Picture any civic center, downtown, and urban district you've ever visited, and you'll see the same elements: a density of activity, a mix of uses, and a walkable street network. And on the periphery, some large parking lots and a major arterial. Self-contained autarky is impossible; local density alone cannot supply the dollars to support the commercial services or supply the staff for the commercial retail/services--any center must draw on people from outside the center and must facilitated people traveling to do so. But any center must also facilitate circulation within itself*, and it is that tension between attraction and facilitation that makes urban traffic such a muddle**.

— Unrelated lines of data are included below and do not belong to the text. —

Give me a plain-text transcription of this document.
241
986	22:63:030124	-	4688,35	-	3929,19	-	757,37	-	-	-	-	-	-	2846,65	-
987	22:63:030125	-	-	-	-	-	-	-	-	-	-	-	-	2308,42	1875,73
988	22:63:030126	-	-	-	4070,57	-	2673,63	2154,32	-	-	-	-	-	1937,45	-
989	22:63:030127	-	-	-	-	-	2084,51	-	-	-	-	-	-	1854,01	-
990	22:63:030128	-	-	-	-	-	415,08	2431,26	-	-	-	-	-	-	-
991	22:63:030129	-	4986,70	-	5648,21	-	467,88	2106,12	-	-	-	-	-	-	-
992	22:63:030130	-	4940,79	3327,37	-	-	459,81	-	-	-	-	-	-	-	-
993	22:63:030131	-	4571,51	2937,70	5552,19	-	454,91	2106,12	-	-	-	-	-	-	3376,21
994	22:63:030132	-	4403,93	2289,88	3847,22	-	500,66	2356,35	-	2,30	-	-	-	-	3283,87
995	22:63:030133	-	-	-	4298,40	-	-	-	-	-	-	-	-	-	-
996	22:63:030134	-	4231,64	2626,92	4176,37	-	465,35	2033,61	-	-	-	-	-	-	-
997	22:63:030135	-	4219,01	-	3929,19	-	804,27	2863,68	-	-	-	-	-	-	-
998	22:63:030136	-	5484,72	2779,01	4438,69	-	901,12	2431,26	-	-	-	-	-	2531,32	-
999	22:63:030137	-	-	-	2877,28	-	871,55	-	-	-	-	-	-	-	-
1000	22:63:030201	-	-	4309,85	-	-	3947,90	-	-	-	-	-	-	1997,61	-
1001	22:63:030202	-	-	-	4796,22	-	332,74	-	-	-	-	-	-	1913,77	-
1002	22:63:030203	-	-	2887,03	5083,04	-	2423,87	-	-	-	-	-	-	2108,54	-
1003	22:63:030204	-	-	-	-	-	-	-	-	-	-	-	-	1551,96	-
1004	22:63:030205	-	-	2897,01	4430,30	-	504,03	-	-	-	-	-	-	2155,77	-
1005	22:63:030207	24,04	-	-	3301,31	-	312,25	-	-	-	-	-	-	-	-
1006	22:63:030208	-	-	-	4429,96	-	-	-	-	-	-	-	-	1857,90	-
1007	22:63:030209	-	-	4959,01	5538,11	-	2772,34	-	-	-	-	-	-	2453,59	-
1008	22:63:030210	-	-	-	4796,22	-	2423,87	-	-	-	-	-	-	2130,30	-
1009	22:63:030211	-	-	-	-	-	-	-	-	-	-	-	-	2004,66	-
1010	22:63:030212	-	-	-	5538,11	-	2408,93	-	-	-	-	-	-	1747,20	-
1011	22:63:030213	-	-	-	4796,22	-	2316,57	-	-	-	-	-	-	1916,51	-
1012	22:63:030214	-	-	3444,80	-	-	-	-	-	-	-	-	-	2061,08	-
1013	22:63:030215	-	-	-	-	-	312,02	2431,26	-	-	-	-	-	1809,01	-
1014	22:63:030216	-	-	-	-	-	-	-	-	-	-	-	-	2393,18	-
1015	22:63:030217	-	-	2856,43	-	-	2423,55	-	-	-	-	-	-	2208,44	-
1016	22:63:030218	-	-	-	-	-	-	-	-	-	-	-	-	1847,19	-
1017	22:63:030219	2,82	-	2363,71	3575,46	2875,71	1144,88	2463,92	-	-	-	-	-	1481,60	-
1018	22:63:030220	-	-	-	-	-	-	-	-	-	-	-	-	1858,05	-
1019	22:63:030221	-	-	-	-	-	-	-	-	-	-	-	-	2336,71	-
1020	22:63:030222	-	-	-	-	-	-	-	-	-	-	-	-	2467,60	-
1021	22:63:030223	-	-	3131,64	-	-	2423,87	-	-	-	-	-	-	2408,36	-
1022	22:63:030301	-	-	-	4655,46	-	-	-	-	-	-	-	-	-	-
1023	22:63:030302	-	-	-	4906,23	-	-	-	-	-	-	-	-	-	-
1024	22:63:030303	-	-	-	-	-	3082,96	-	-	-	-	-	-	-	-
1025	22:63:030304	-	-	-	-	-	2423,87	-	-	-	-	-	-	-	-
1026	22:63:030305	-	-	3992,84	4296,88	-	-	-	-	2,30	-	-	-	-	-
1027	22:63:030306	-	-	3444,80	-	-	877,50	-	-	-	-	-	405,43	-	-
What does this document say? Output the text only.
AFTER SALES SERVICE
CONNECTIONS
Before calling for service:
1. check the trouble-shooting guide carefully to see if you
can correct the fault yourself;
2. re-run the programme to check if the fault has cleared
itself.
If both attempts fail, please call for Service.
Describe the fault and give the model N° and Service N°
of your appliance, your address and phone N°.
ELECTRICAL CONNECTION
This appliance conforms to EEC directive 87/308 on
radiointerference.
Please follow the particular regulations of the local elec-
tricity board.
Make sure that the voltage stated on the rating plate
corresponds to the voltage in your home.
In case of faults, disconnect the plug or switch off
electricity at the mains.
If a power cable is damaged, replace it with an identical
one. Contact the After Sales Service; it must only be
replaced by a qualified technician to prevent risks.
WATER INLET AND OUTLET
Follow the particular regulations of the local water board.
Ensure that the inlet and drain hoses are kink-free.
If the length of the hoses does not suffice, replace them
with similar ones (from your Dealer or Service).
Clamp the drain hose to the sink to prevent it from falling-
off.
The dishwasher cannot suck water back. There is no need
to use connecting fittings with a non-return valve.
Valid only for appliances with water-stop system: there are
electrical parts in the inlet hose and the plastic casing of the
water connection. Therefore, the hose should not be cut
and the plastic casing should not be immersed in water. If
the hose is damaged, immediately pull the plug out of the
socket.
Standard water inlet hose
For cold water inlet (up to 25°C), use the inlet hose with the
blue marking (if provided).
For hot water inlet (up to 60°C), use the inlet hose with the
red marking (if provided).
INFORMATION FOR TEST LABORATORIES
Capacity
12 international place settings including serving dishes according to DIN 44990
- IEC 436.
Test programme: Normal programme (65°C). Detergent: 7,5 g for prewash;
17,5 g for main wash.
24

That tension can be resolved in favor of either, but results in very different outcomes. If attraction is subsidized, you get a very good network of higher speed roads between pods of development. If circulation is subsidized, you get a very high-quality pedestrian realm, comfortable local traffic, but very poor access for traveling long distances. Neither resolution is reliably superior to the other, but rather which should be preferred is context dependent.
*Also what makes freeway interchanges so hostile to urbanism and incapable of being 'centers': an interchange of an expressway with an arterial generates four islands of highly accessible land, equal in dignity, but prohibits circulation between them.
** Grade separation resolves the urban traffic muddle but is expensive to implement. The contrived solution is grade separation--witness endless Chamber of Commerce plans for skybridges and pedways, and highway megaprojects like Boston's Big Dig, or Los Angeles triple-track rail trench. It's not a new solution--practically as soon as railroads emerged, demands for grade separation followed, generating elevated and subway lines.